The landmark PARTNER studies followed serodiscordant couples (where one partner has HIV and the other does not) who were having sex without condoms while the HIV-positive partner was on suppressive treatment. In the second phase, known as PARTNER 2, couples reported over 76,000 acts of condomless anal sex. Fifteen new HIV infections were detected during the study period, but when researchers compared the viral genetics, none of those infections came from the study partner. Every new case was acquired from someone outside the relationship. The transmission rate from a virally suppressed partner was zero. The first phase had already shown the same result across 888 couples and 1,238 couple-years of follow-up.
The National Institute of Allergy and Infectious Diseases describes U=U as “scientifically sound,” noting that transmissions in studies only occurred when the partner with HIV was not yet fully suppressed, either because they had just started treatment or because their regimen had stopped working.
Breastfeeding and Pregnancy
U=U applies specifically to sexual transmission. For breastfeeding, the picture is slightly different. According to the CDC, mothers on ART with a sustained undetectable viral load during and after pregnancy face a transmission risk through breastfeeding of less than 1%, but not zero. That small residual risk means the decision to breastfeed involves a conversation with a healthcare provider and careful adherence to treatment throughout the breastfeeding period.
How Long It Takes to Get There
Most people starting ART reach an undetectable viral load within one to six months, though the exact timeline depends on how high the viral load was at the start and how consistently the medication is taken. Viral load tests are typically repeated every few months in the first year of treatment to confirm suppression, then less frequently once a stable pattern is established.
Staying Undetectable
Maintaining an undetectable viral load requires consistent, long-term adherence to ART. The traditional benchmark has been over 95% adherence, meaning missing no more than one or two doses per month. More recent analyses suggest that modern drug regimens are more forgiving than older ones: some studies found that 82% adherence was enough to keep the virus suppressed on the majority of viral load tests. Still, higher adherence provides a wider safety margin, and the consequences of losing viral suppression (a rebounding virus, potential drug resistance, renewed transmission risk) make consistency important.
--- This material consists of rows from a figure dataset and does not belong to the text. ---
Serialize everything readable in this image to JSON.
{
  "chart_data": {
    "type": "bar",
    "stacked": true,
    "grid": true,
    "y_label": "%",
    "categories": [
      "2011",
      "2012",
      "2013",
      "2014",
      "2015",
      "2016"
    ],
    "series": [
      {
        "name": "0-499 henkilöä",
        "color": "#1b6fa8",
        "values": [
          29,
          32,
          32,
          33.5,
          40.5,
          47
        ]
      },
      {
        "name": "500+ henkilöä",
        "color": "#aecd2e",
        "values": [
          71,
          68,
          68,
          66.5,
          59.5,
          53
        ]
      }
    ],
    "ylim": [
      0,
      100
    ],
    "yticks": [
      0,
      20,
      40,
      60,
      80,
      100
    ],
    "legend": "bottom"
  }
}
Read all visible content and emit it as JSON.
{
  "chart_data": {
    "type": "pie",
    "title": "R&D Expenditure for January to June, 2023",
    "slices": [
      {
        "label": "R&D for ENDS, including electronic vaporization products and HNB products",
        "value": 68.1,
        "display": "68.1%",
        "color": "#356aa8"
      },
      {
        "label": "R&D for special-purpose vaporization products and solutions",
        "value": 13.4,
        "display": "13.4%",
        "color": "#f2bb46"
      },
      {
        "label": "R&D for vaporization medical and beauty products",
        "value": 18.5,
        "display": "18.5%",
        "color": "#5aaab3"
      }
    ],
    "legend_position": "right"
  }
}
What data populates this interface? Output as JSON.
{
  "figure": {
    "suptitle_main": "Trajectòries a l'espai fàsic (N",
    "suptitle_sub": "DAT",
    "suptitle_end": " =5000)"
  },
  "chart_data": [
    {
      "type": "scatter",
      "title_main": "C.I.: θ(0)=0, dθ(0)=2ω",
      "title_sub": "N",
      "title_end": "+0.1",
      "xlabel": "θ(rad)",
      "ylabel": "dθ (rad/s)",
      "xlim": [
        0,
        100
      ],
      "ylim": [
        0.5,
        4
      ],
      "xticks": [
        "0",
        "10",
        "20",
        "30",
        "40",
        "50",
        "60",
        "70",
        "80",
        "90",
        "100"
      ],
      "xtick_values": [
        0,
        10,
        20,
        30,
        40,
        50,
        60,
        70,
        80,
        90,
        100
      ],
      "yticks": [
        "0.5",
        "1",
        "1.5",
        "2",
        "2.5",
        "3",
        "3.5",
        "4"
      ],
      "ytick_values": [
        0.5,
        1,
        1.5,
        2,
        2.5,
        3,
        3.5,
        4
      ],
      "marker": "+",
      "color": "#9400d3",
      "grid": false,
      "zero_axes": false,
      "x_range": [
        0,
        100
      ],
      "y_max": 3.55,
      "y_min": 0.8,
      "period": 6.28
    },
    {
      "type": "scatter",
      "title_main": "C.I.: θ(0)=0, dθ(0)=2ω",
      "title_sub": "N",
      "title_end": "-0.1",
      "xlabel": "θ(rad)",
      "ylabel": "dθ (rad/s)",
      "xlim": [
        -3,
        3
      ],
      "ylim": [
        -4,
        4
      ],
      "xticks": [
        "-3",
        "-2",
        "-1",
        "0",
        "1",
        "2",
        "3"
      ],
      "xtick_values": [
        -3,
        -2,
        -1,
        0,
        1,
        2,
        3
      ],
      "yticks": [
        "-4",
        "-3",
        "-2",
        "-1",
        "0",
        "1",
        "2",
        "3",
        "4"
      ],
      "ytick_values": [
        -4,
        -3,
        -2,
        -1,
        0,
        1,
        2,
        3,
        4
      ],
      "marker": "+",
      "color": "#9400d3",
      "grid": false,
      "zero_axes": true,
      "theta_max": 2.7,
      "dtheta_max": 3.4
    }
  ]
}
Even with good adherence, some people experience occasional “viral blips,” brief, low-level increases in detectable virus, typically between 20 and 200 copies per milliliter. A single blip does not mean treatment is failing. It can result from a minor illness, a lab variation, or a brief lapse in medication. What matters is the pattern: if the next test returns to undetectable, the blip is generally not a concern. Persistent or rising viral loads above 200 copies per milliliter signal that something about the treatment regimen needs attention.
Undetectable Viral Load in Hepatitis C
The concept of an undetectable viral load also plays a central role in hepatitis C treatment, though the goal and the stakes are different. Unlike HIV, hepatitis C can be cured. Treatment with antiviral medications typically lasts 8 to 12 weeks, and doctors track viral load at specific milestones along the way. An undetectable viral load at week 4 (called a rapid virologic response) is an early sign that the treatment is working well.
The definitive marker of cure is called a sustained virologic response, or SVR: an undetectable hepatitis C viral load 12 weeks after finishing treatment. If the virus remains undetectable at that point, it is considered gone for good. Some patients experience “breakthrough” (the virus becomes detectable again during treatment) or “relapse” (it returns after treatment ends), but modern hepatitis C regimens cure the vast majority of people who complete them.